Let’s back up here and understand that, regardless the industry, monoliths often emerge from an initially even landscape. Competition crushers like Walmart and Amazon are, in part, a natural result of winner-take-almost-all capitalism.
Still, Walmart sells goods, not speech. There’s a distinct and potentially dangerous difference between owning a commerce marketplace and owning the largest marketplaces of ideas.
Did Donald Trump dig his own grave? Sure he did. He repeatedly and falsely claimed to have won a high-stakes election in a divided nation, prompting passionate followers to attempt to violently stop that contest’s certification by Congress. We also know that not all speech is protected. Many European countries ban hate speech and, in the US, language that incites violence or dangerous panic (like yelling “fire!” in a crowded theater) is prohibited.
The two questions become: (1) where is free speech’s red line and, crucially, (2) who gets to draw it? Should Facebook, a tech communications company with nearly three billion users, have the power to delete a sitting US president’s account simply because he’s a liar? And should major Internet server providers like Google, Apple and Amazon be free to leave platforms like Parler cyber-homeless with no notice?
By funneling the widest-reach public speech to privately-controlled companies, social media blurs lines between censorship and ownership in ways yet to be satisfactorily resolved.
1 It Must Be True…
…some idiot on Twitter shared a link from a website I’ve never heard of.
It’s difficult to discern whether social media is responsible for making us more stupid, or simply putting that longstanding stupidity on facepalm-prompting display.
In a 2019 study, only 44% of participants were able to accurately assess whether headlines on social media were true or false. People were also more likely to believe items that aligned with their political beliefs, showcasing the human tendency toward confirmation bias that social media has placed on cyber-steroids.

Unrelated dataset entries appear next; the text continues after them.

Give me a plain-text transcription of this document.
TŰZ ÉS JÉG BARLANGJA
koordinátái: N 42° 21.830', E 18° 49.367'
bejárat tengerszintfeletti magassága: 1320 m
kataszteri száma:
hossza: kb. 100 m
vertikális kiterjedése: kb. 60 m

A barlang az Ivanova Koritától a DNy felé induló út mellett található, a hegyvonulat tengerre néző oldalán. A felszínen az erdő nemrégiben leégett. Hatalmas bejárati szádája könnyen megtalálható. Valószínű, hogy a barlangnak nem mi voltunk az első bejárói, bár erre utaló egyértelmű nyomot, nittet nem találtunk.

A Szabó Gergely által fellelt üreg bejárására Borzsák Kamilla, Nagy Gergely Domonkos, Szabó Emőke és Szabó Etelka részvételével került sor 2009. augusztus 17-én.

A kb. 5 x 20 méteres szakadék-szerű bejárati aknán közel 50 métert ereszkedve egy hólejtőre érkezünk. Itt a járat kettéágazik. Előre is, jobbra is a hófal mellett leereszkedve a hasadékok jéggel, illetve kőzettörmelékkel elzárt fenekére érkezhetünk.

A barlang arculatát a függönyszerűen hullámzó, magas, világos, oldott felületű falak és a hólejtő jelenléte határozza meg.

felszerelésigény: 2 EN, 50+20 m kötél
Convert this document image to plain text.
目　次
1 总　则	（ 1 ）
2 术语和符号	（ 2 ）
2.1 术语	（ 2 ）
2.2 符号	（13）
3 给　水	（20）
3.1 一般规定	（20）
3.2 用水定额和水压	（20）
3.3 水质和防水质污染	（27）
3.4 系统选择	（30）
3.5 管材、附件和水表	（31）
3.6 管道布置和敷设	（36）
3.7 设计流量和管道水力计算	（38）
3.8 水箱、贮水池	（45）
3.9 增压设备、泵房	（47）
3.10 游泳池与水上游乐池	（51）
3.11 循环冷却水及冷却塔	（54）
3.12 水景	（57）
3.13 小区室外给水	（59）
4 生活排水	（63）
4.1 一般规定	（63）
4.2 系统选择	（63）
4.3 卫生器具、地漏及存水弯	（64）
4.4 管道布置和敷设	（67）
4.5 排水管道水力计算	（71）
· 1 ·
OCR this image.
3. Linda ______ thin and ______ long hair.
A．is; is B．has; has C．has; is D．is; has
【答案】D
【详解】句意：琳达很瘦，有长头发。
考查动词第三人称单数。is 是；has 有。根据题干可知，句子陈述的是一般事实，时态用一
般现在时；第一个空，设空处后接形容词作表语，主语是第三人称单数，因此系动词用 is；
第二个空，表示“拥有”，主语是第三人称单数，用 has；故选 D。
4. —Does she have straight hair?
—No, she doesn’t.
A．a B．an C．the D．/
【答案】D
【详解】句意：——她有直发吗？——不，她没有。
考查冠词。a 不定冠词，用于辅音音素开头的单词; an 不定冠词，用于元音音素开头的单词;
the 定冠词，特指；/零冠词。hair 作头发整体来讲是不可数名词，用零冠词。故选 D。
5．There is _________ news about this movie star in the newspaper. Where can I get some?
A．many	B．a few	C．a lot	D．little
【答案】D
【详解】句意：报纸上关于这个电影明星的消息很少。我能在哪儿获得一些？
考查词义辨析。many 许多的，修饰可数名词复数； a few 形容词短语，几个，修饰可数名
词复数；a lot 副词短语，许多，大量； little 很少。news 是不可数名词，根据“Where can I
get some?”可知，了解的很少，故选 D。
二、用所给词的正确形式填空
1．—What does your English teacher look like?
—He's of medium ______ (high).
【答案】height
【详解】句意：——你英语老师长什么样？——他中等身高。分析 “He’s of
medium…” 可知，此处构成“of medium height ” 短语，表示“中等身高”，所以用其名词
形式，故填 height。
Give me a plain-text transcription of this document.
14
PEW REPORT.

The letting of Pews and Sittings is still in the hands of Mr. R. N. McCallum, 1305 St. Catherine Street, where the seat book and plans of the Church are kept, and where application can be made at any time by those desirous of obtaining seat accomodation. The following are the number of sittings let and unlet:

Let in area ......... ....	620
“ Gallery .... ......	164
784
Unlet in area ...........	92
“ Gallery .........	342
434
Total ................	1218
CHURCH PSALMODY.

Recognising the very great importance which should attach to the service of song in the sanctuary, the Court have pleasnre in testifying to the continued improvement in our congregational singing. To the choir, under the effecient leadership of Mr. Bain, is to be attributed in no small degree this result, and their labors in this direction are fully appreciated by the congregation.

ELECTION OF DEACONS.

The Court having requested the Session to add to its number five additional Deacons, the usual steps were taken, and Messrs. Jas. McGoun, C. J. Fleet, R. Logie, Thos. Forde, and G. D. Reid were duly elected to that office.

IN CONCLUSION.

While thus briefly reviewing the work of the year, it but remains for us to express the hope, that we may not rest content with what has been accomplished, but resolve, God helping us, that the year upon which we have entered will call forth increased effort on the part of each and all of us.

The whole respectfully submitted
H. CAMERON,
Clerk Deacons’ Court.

There’s a snowball effect to the unverified echo chambers social media creates. One day you’re believing a misleading statistic about Planned Parenthood, and the next day you’re sharing stories about Hillary Clinton’s pedophilic pizzeria. Conversely, the ceaseless, questionably argued stories from left-leaning sources that find sexism and racism everywhere they look gives liberals the ironclad yet demonstrably false assumption that all conservatives are bigots.
Finally, much of the material shared on social media is not only fake news but fake people. Researchers estimate that as many as 15% of users on some platforms, including Twitter, are bots charged with everything from manipulating markets and influencing elections to spreading phishing scams and padding follower and comment counts. All totalled, social media is a Wild West of info where fact and fiction can be indistinguishable, poisoning the well of public discourse by seamlessly blending mis- and disinformation with actual information.